A Brit’s Thoughts on EU and Brexit

I write this personal commentary about Brexit and the EU as a British citizen observing since 1958 every step by which the United Kingdom became progressively sucked into the EU project, whose 1950’s origins can be traced back to its main architects – two French bureaucrat intellectuals, Jean Monnet and Jacques Delors.

It all began with their seemingly innocuous “Common Market”, sold as the means to promote trade among the six most powerful Western European nations. This then gradually morphed into the “EEC – the European Economic Community” as other nations were persuaded to join. The final irreversible step was the “European Union” with its eventual supra-government over 26 nations, by which Britain (and all the others) lost their individual sovereignty and personality. The necessary legal sleight-of-hand was performed by “The Treaty of Rome” and the “Maastricht Treaty”, devices which not even the British politicians (let alone the law-abiding and compliant British public) really understood – and which the media fuzzed over and never tried to explain.

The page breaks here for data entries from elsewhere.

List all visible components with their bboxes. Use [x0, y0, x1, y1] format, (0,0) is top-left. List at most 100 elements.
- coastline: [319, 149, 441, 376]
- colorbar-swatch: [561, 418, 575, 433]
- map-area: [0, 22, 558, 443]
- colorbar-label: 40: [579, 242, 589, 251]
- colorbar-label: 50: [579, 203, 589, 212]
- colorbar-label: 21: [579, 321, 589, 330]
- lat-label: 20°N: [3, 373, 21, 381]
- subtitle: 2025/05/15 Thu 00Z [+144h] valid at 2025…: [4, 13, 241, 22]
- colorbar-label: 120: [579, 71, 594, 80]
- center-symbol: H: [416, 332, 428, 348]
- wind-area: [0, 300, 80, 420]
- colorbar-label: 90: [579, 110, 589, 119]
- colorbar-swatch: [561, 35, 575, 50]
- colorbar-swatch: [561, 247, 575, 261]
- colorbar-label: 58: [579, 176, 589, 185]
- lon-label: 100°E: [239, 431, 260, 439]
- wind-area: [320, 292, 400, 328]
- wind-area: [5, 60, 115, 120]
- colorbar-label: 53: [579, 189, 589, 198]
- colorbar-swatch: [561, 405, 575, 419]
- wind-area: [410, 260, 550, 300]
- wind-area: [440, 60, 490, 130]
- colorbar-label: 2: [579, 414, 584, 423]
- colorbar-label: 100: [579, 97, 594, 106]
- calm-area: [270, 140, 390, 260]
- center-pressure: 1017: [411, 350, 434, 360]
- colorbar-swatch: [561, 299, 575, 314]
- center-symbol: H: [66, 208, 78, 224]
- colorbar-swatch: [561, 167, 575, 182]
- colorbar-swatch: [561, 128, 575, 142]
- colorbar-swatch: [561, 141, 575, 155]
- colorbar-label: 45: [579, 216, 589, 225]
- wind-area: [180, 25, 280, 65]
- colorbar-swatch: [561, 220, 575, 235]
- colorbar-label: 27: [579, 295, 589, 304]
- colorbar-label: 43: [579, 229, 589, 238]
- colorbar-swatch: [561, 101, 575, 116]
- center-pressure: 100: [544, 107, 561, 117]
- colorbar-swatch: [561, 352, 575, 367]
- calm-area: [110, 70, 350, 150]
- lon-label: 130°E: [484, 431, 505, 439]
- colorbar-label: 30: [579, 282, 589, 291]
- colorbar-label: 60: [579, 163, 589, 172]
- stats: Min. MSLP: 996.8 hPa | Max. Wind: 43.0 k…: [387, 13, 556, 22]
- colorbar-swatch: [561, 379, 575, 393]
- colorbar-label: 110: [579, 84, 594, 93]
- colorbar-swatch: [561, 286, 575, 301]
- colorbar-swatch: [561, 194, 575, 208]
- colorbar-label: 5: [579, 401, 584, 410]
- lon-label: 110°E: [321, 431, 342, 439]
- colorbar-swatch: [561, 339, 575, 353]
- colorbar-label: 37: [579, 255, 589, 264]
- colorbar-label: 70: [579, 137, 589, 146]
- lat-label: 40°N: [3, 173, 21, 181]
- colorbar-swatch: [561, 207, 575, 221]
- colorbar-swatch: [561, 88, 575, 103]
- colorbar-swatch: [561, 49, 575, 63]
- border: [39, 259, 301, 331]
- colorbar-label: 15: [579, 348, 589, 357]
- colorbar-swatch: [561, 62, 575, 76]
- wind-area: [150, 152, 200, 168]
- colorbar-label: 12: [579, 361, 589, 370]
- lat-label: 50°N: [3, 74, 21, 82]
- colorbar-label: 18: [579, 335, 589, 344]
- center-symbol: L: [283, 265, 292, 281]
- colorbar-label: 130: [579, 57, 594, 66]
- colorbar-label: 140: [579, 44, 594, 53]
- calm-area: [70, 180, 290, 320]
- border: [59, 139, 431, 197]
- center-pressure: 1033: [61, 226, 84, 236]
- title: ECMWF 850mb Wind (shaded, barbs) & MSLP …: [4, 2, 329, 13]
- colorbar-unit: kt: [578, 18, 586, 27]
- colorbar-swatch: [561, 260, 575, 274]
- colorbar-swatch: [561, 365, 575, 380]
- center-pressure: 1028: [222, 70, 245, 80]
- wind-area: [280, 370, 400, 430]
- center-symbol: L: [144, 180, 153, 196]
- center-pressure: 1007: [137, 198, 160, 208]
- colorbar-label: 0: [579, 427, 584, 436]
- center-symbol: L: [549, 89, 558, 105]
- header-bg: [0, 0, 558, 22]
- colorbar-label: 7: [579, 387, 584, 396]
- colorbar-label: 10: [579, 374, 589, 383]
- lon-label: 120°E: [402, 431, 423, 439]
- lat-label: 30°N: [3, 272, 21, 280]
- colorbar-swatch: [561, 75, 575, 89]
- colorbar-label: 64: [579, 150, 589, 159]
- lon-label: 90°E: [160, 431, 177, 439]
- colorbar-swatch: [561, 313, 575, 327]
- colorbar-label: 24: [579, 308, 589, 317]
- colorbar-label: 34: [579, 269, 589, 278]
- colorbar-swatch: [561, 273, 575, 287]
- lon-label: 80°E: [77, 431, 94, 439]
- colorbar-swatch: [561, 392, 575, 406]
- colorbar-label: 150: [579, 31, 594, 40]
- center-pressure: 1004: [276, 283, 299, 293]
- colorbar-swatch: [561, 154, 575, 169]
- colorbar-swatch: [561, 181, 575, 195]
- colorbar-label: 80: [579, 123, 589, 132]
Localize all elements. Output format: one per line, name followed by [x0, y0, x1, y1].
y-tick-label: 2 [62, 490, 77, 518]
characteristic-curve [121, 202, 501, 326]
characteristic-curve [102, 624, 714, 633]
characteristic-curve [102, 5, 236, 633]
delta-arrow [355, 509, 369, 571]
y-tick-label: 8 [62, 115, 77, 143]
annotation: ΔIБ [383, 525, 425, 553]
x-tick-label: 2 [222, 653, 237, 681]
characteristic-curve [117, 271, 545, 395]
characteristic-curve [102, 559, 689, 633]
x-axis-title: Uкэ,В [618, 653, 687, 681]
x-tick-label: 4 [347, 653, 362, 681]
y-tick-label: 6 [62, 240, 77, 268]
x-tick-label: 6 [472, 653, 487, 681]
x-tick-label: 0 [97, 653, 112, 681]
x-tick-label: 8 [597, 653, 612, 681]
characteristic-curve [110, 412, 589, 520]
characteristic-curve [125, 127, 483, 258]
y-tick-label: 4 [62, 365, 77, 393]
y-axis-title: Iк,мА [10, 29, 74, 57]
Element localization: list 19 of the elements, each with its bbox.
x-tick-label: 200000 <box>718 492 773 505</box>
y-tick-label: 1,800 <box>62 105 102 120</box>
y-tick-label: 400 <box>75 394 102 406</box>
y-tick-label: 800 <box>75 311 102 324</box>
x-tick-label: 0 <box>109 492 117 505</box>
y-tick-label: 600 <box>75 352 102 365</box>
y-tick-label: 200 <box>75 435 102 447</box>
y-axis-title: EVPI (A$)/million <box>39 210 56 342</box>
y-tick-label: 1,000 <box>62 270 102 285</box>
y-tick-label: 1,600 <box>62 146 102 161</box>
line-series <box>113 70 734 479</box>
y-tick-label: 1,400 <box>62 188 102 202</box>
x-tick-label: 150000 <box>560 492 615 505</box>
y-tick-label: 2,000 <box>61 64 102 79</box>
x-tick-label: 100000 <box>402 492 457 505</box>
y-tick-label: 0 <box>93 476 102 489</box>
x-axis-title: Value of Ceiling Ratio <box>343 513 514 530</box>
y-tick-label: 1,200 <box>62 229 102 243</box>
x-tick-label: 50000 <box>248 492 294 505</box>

For the U.K the only saving grace was the wisdom to retain the British Pound and the Bank of England, independent of the European Central Bank – which proceeded, while Britain stood by, to introduce its Euro currency, manufactured out of virtually nothing!

The only staunch initial hold-outs against the E.U. project were Britain’s farmers. However, any reservations they might have had were readily dispelled by eventual offers to them of generous E.U. farm subsidies. In essence, the farmers were thus “bribed” to accept the E.U., but after their minds were changed they found themselves subjected to production quotas and to onerous controls over their farms, extended to the U.K. under the “Common Agricultural Policy”.

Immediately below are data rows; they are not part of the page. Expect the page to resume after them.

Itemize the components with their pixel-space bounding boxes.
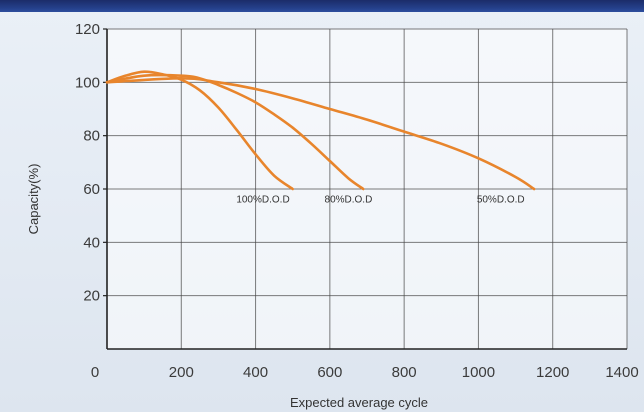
series-annotation: 50%D.O.D [477, 195, 525, 206]
series-annotation: 80%D.O.D [325, 195, 373, 206]
y-tick-label: 80 [83, 128, 100, 145]
x-tick-label: 1400 [605, 364, 638, 381]
series-annotation: 100%D.O.D [236, 195, 289, 206]
series-line-2 [105, 73, 365, 191]
x-tick-label: 1200 [536, 364, 569, 381]
series-line-1 [105, 70, 295, 191]
series-line-3 [105, 77, 536, 191]
y-tick-label: 120 [75, 21, 100, 38]
x-tick-label: 0 [91, 364, 99, 381]
y-axis-title: Capacity(%) [26, 164, 41, 235]
x-tick-label: 200 [169, 364, 194, 381]
x-axis-title: Expected average cycle [290, 395, 428, 410]
x-tick-label: 400 [243, 364, 268, 381]
y-tick-label: 100 [75, 74, 100, 91]
y-tick-label: 40 [83, 234, 100, 251]
y-tick-label: 20 [83, 288, 100, 305]
x-tick-label: 600 [317, 364, 342, 381]
x-tick-label: 1000 [462, 364, 495, 381]
x-tick-label: 800 [392, 364, 417, 381]
y-tick-label: 60 [83, 181, 100, 198]
header-band [0, 0, 644, 12]
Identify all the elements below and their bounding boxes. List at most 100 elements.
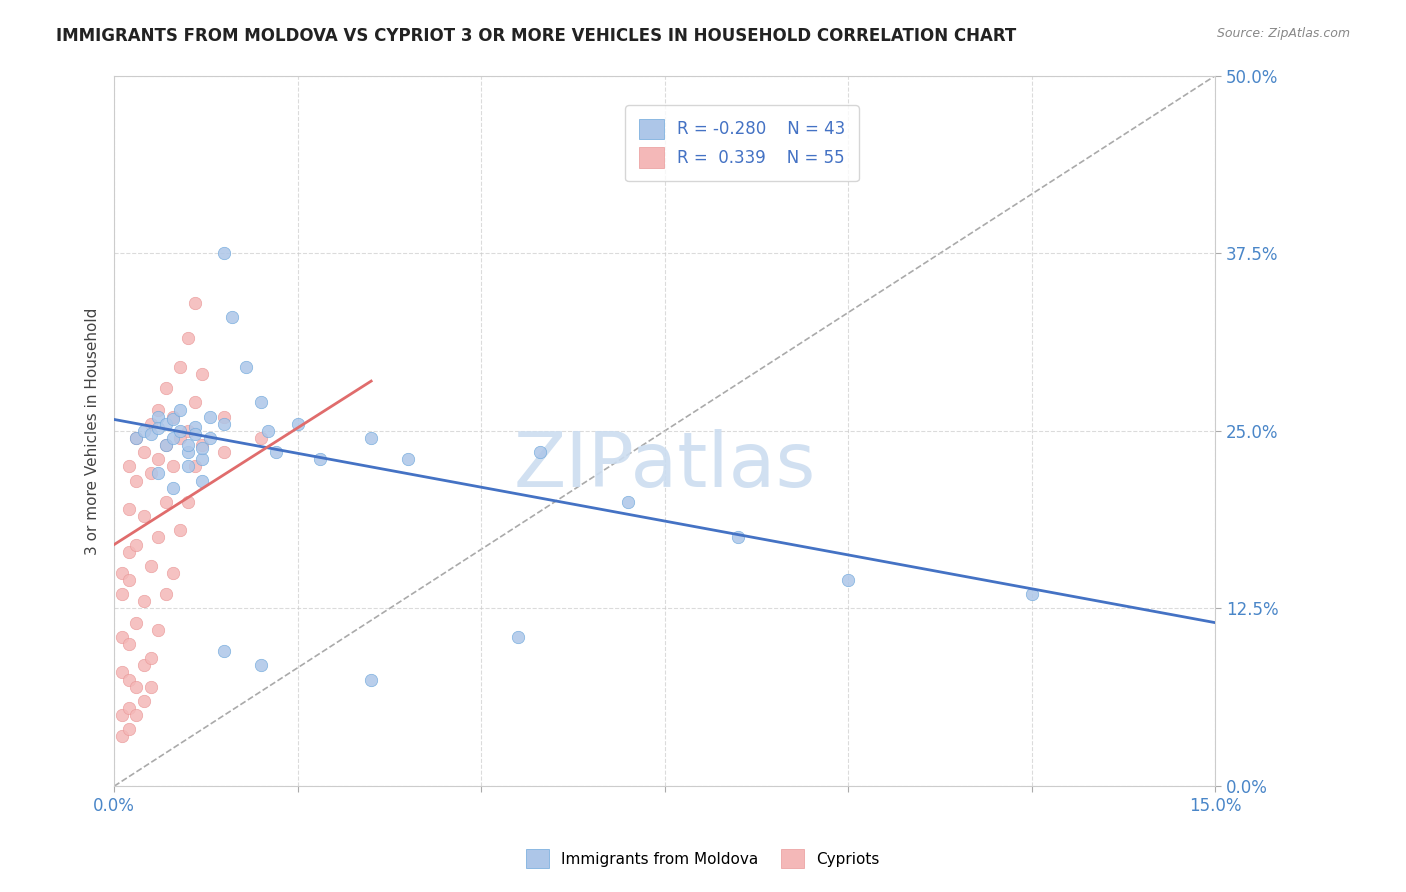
- Point: [155, 381, 177, 395]
- Point: [148, 530, 170, 544]
- Point: [169, 359, 191, 374]
- Point: [162, 412, 184, 426]
- Point: [176, 459, 198, 474]
- Point: [214, 445, 236, 459]
- Point: [176, 424, 198, 438]
- Point: [125, 431, 148, 445]
- Point: [155, 438, 177, 452]
- Point: [257, 424, 280, 438]
- Point: [169, 524, 191, 538]
- Y-axis label: 3 or more Vehicles in Household: 3 or more Vehicles in Household: [86, 307, 100, 555]
- Point: [148, 452, 170, 467]
- Point: [184, 395, 207, 409]
- Point: [162, 431, 184, 445]
- Point: [287, 417, 309, 431]
- Point: [155, 495, 177, 509]
- Point: [132, 694, 155, 708]
- Point: [132, 509, 155, 524]
- Text: IMMIGRANTS FROM MOLDOVA VS CYPRIOT 3 OR MORE VEHICLES IN HOUSEHOLD CORRELATION C: IMMIGRANTS FROM MOLDOVA VS CYPRIOT 3 OR …: [56, 27, 1017, 45]
- Point: [139, 651, 162, 665]
- Point: [176, 438, 198, 452]
- Point: [308, 452, 330, 467]
- Point: [148, 409, 170, 424]
- Point: [125, 680, 148, 694]
- Point: [118, 701, 141, 715]
- Point: [169, 424, 191, 438]
- Point: [162, 459, 184, 474]
- Point: [250, 395, 273, 409]
- Point: [250, 658, 273, 673]
- Point: [184, 296, 207, 310]
- Point: [148, 402, 170, 417]
- Point: [235, 359, 257, 374]
- Point: [155, 417, 177, 431]
- Point: [118, 637, 141, 651]
- Legend: R = -0.280    N = 43, R =  0.339    N = 55: R = -0.280 N = 43, R = 0.339 N = 55: [626, 105, 859, 181]
- Point: [214, 417, 236, 431]
- Point: [162, 566, 184, 580]
- Point: [110, 587, 132, 601]
- Point: [110, 730, 132, 744]
- Point: [162, 409, 184, 424]
- Point: [198, 409, 221, 424]
- Point: [184, 419, 207, 434]
- Point: [617, 495, 640, 509]
- Point: [139, 467, 162, 481]
- Point: [191, 452, 214, 467]
- Point: [110, 630, 132, 644]
- Point: [132, 424, 155, 438]
- Point: [139, 558, 162, 573]
- Point: [360, 673, 382, 687]
- Point: [214, 246, 236, 260]
- Point: [132, 594, 155, 608]
- Point: [125, 474, 148, 488]
- Point: [162, 481, 184, 495]
- Point: [125, 431, 148, 445]
- Point: [214, 409, 236, 424]
- Point: [155, 438, 177, 452]
- Point: [118, 459, 141, 474]
- Point: [110, 566, 132, 580]
- Point: [118, 502, 141, 516]
- Point: [110, 665, 132, 680]
- Point: [264, 445, 287, 459]
- Point: [118, 723, 141, 737]
- Point: [837, 573, 859, 587]
- Point: [110, 708, 132, 723]
- Legend: Immigrants from Moldova, Cypriots: Immigrants from Moldova, Cypriots: [519, 841, 887, 875]
- Point: [250, 431, 273, 445]
- Point: [221, 310, 243, 325]
- Point: [214, 644, 236, 658]
- Point: [727, 530, 749, 544]
- Point: [169, 402, 191, 417]
- Point: [125, 537, 148, 551]
- Point: [529, 445, 551, 459]
- Point: [139, 680, 162, 694]
- Point: [139, 417, 162, 431]
- Point: [118, 573, 141, 587]
- Point: [118, 673, 141, 687]
- Point: [169, 431, 191, 445]
- Point: [198, 431, 221, 445]
- Point: [191, 438, 214, 452]
- Point: [1021, 587, 1043, 601]
- Point: [132, 658, 155, 673]
- Point: [506, 630, 529, 644]
- Point: [191, 367, 214, 381]
- Point: [191, 441, 214, 455]
- Point: [148, 421, 170, 435]
- Point: [118, 544, 141, 558]
- Point: [176, 495, 198, 509]
- Text: ZIPatlas: ZIPatlas: [513, 429, 815, 503]
- Point: [360, 431, 382, 445]
- Point: [184, 426, 207, 441]
- Point: [139, 426, 162, 441]
- Point: [148, 623, 170, 637]
- Point: [155, 587, 177, 601]
- Point: [176, 331, 198, 345]
- Text: Source: ZipAtlas.com: Source: ZipAtlas.com: [1216, 27, 1350, 40]
- Point: [125, 708, 148, 723]
- Point: [176, 445, 198, 459]
- Point: [132, 445, 155, 459]
- Point: [125, 615, 148, 630]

Britain’s legal system was admired worldwide during centuries of standing alone. It had even been adopted widely as the model for many other countries’ own laws. With E.U. membership, British law became subsidiary to EU law – all while Britain contributed financially to the EU much more than it ever received in return!

Even the standard British diet of “fish-and-chips” became a casualty, while the cod population of the North Sea was depleted below sustainable levels by marauding fishing boats operating under foreign flags – forcing British fisherman out of work. This was a so-called benefit of the EU’s “open border” policy, eventually responsible also for U.K’s. disastrous immigration problems.

In 1986 I read the then so-called “Delors Report”, a copy of which I still keep. At the time, I asked many friends and relatives in Britain if they either knew of it or had read it.   Some had “heard” of it, but none had actually read it.   Had they done so, they would have learned back then just what was in store for them. The complete timetable for establishment of the EU supra-government was laid out clearly in the open for anyone who cared to read. You were told exactly how the take-over of your country was being planned.

The E.U. has many reasons now for making Brexit a “difficult divorce”. The over-paid and feather-bedded Eurocrats in Brussels, who have been living tax-free on British generosity for all these years, do not wish to lose their extensive benefits.   And should other member countries follow the Brexit example, the EU will be left with only the minimally-contributing Eastern European countries and the basket-case economies like Italy, Greece, and even Spain – all of whom represent a drain on the EU.

Even if Britain just walked away with nothing from this “divorce”, regaining all that had been given away by its politicians is worth any sacrifice which the British people might have to make. Therefore, Britain should forthwith withdraw any financial contribution to the E.U. and use the funds for its own domestic purposes.   The example of Norway should be noted by all – Norway never joined the E.U., but has survived very satisfactorily all these years by retaining the Kroner (NOK) and its own financial system, while living prosperously on its own natural resources.

The opportunity to leave now should be seized upon and embraced, so the U.K can recover its sovereignty and personality as soon as possible – and so reverse the error of ever having joined the European project in the first place.

 

Robert Ball

Robert Ball was born in Kenya in 1940, where his parents farmed in the Highlands until 1973, thereafter retiring to their Coastal home near Mombasa. Robert was educated in England at Marlborough College and at King’s College, Cambridge where he graduated in Natural Sciences. His professional career with an international farm equipment company took him to over 100 countries worldwide, with special experience in Latin America, Eastern Europe, and the U.S. Robert’s personal awareness of the European Project began in 1958 when spending his “gap year” as an intern in a French agricultural college outside Paris. Harold MacMillan, then Britain’s Prime Minister, was voicing opposition to Britain joining the then incipient “Common Market”. Robert sided with that position; his fellow students simply named him “MacMillan” – never caring to know his real name. His initial article written about Brexit and the E.U. spans the nearly 60-year period from then to the present, reflecting the writer’s constant concern over what he always saw as a critical error of British policy.